Kellie Woodford and Lynette Keir have been learning chainsaw skills under the watchful eye of 'the chainsaw whisperer' Rod Miller.
Kellie Woodford and Lynette Keir have been learning chainsaw skills under the watchful eye of 'the chainsaw whisperer' Rod Miller. Emma Murray

'The chainsaw whisperer' creating a buzz

WOMEN in Mackay are beginning to forge a reputation as powerhouses of the manual labour industry, courtesy of a tireless work ethic and their passionate mentor.

Affectionately known as the Chainsaw Whisperer, Rod Millar has conducted chainsaw training programs for 12 years, and is calling on more local women to follow in the footsteps of his most recent prodigies.

For the first time in what has been a colourful career, Mr Millar instructed a class dominated by a female presence, and on Thursday he praised the efforts of the women who participated at a demonstration at the botanical gardens.

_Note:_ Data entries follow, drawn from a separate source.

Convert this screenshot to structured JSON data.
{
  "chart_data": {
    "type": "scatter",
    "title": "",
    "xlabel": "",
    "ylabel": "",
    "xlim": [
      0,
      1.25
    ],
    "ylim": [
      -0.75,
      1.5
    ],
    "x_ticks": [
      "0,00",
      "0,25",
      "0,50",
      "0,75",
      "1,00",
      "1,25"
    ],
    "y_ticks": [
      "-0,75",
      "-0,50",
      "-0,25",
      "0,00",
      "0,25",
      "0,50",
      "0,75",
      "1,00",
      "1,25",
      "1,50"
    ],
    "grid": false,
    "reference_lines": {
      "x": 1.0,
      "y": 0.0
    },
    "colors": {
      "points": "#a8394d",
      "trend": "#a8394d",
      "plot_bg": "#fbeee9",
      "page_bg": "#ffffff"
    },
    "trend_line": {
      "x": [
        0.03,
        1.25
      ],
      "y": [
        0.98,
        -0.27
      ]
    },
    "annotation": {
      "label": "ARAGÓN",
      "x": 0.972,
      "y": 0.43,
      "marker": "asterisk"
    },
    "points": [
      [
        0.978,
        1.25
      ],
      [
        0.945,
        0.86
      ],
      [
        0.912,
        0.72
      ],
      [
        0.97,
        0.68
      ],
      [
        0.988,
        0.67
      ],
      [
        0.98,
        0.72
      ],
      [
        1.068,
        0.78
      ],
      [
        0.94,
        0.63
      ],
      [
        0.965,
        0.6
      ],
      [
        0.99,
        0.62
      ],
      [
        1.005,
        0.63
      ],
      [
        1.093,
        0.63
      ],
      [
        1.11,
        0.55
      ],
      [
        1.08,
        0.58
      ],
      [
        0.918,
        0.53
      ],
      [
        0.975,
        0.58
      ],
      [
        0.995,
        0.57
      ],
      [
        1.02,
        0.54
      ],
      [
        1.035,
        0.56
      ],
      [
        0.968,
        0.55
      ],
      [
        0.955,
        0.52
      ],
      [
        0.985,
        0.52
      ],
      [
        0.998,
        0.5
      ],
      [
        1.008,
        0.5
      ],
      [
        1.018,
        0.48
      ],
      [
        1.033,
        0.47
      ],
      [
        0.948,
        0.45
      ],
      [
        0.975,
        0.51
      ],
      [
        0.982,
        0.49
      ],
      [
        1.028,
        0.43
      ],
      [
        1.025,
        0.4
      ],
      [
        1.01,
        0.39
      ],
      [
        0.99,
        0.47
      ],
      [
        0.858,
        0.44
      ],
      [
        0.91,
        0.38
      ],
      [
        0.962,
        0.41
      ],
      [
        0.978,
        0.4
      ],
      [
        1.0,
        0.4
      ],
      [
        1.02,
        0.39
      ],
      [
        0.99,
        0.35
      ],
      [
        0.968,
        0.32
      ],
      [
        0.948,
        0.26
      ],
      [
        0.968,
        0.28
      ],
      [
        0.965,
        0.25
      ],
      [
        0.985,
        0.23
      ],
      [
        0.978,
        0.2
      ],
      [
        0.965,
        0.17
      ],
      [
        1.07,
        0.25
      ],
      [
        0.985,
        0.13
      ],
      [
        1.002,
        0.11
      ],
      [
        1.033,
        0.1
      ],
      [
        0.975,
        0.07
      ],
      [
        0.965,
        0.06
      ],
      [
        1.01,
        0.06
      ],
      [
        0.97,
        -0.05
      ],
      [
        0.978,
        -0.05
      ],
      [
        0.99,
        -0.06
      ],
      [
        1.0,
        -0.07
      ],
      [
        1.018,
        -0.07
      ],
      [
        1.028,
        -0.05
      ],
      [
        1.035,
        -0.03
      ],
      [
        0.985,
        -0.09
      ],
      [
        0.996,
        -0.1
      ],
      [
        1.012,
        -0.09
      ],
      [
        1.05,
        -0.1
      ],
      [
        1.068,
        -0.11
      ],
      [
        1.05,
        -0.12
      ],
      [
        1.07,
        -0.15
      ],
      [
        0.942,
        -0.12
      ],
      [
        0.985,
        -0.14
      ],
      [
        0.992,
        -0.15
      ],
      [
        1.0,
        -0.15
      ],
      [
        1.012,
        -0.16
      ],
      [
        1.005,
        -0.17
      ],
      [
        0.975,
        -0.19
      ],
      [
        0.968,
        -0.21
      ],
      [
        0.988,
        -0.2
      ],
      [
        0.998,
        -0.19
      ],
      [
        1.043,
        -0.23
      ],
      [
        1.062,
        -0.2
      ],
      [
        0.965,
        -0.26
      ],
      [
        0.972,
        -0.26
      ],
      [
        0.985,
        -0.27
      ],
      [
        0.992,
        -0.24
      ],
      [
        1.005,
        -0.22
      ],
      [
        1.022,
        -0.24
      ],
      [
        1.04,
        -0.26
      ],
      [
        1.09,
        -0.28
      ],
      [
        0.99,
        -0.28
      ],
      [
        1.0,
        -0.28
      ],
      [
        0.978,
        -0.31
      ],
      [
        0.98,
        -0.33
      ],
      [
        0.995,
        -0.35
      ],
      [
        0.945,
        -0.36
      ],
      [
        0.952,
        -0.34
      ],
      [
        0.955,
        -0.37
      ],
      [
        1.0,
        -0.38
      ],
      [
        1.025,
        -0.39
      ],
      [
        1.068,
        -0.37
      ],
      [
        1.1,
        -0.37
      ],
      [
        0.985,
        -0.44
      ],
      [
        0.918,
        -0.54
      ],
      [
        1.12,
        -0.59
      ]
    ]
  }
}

"They were just amazing," Mr Millar said.

"Their work capability was as good as anyone I have ever trained and it really should be noted."

Christened the Chainsaw Whisperer by the Inspector of Police, the calibre and diversity of trainees under Mr Millar's watch is a testament to his expert instruction.

Travelling all over Queensland to engage his methods with city, regional and rural aspirants, Mr Millar has witnessed some incredible moments of resilience, paying tribute to the strength of character exhibited by those under his tutelage.

From Toru Iwatani, the inventor of Pac-Man, to victims of Cyclone Yasi, Mr Millar has been party to many determined feats.

"I trained a lady who was 62, and she was a widow after (Cyclone) Yasi," Mr Millar recalls.

Among his newest cohort were Kellie Woodford and Lynette Keir.

The pair required the qualification in their roles as horticulturists for Mackay Regional Council, and are bucking the trend of what has previously been a predominantly male workforce.

Ms Keir said that gender was no restriction to ability using the chain saw.

"The machine does all the work for you, so gender isn't really an issue, it's just confidence and making sure you do your safety first." she said.

"It's not a man's world in that sense.

"It's changing, and great trainers like we had... give you that confidence.

"Knowledge is key and knowledge is power. When you're confident that you know what you're doing you are capable for the task at hand."

However, the implications of the training extend beyond the workforce.


With the region's cyclone season fast approaching, Ms Keir said that strong capabilities with this equipment would prove vital should disaster relief work be required.

With the region's cyclone season fast approaching, disaster relief workers with these qualifications will prove invaluable across the entire community.

Mr Millar praised the local council's disaster preparation work, believing it to be the leading body in these tumultuous situations.

"The Mackay Regional Council staff are very sincere and conscientious about their jobs, with an outstanding work ethic," he said.

"The camaraderie you see with these people is seldom seen in any other work area."